Dzisiaj okazało się, że gdy Paweł Kryszałowicz wpisuje się na listę strzelców to, podobnie jak w meczu z Groclinem, czyni to od razu dwukrotnie. „Kryszał” twierdzi, że Wiślacy nie zachłysną się dzisiejszą efektowną wygraną. - Trener nas zaraz sprowadzi na ziemię – mówi napastnik Wisły.


Jest Pan zadowolony z dzisiejszej gry?

- Jestem zadowolony przede wszystkim z tego, że wygraliśmy, bo po takim meczu jak w Poznaniu, zawalonym z naszej strony, ciężko jest się odbudować. Ale dzisiaj udowodniliśmy, że będziemy grali do końca o mistrzostwo, do ostatniego meczu.

Jak to się stało, że w ciągu kilku dni Wasza forma poszła tak bardzo w górę?

- Wydaje mi się, że w Poznaniu też graliśmy dobry mecz. Po prostu zabrakło nam koncentracji. Zabrakło piętnastu minut, bo tak to byliśmy zespołem zdecydowanie lepszym. Wyciągnęliśmy wnioski, musimy walczyć do końca, do ostatniej minuty. Dzisiaj boisko pokazało, że jeżeli będziemy walczyć to będziemy zdecydowanie wygrywać.
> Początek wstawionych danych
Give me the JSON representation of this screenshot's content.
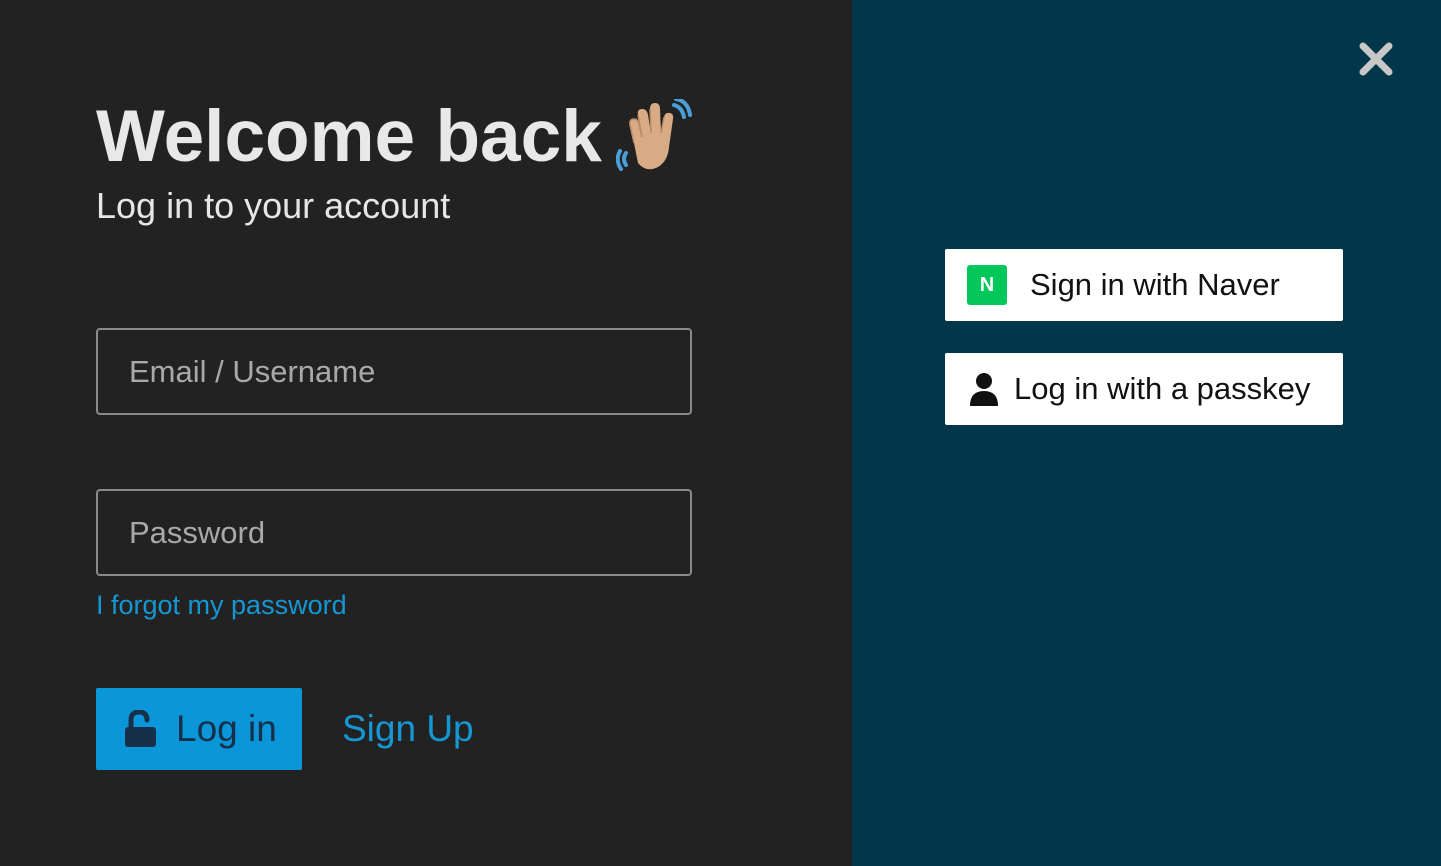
{
  "login": {
    "title": "Welcome back",
    "subtitle": "Log in to your account",
    "email_placeholder": "Email / Username",
    "password_placeholder": "Password",
    "forgot_label": "I forgot my password",
    "login_label": "Log in",
    "signup_label": "Sign Up"
  },
  "social": {
    "naver_icon_letter": "N",
    "naver_label": "Sign in with Naver",
    "passkey_label": "Log in with a passkey"
  },
  "icons": {
    "title_icon": "waving-hand-icon",
    "login_icon": "unlocked-padlock-icon",
    "close_icon": "close-icon",
    "naver_icon": "naver-logo-icon",
    "passkey_icon": "user-icon"
  },
  "colors": {
    "left_bg": "#222222",
    "right_bg": "#02364b",
    "accent": "#0a96d8",
    "link": "#1597d4",
    "naver_green": "#03c75a"
  }
}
Dzisiaj dopisała Wam skuteczność. Praktycznie 1/3 strzałów została zamieniona na bramki.

- Nieraz tak jest, że co się strzeli to wpada i dzisiaj tak było. Oby tak dalej. Następny mecz mamy już w sobotę i trzeba zapomnieć o tym dzisiejszym spotkaniu. Dzisiaj się można trochę pocieszyć, a od jutra trzeba pracować nad następnym meczem.

Dzisiejszy mecz dobrze rokuje. Czy nie będzie Wam trudno „zejść na ziemię”?

- Na pewno nie, trener nas zaraz sprowadzi na ziemię. Miał podobne doświadczenia jako piłkarz i na pewno nam wytłumaczy, że mecz meczowi nie jest równy i teraz czeka nas trudne spotkanie. Są ciężkie warunki do gry i trzeba się dobrze przygotować, żeby wygrać w sobotę.

Jakie popełniliście dzisiaj błędy?

- Ciężko jest powiedzieć tak na gorąco. Na pewno obejrzymy dzisiejszy mecz i wtedy będziemy mądrzejsi.

Następnym rywalem będzie Zagłębie, zespół z wyższej półki.

- Dla nas każdy mecz jest ciężki. Wisła to nie jest już ta Wisła, co kiedyś wygrywała z każdym ile chciała. Jak się przyłożymy i będziemy grali skoncentrowani przez dziewięćdziesiąt minut, to dopiero wtedy spokojnie możemy sobie poradzić z każdym.

Czy następnym razem gdy Pan strzeli to znowu dwie bramki?

- Chciałbym przede wszystkim, żeby Wisła wygrywała, a kto strzela to już nie ma znaczenia. Potrzebujemy sześciu zwycięstw i potknięcia Legii.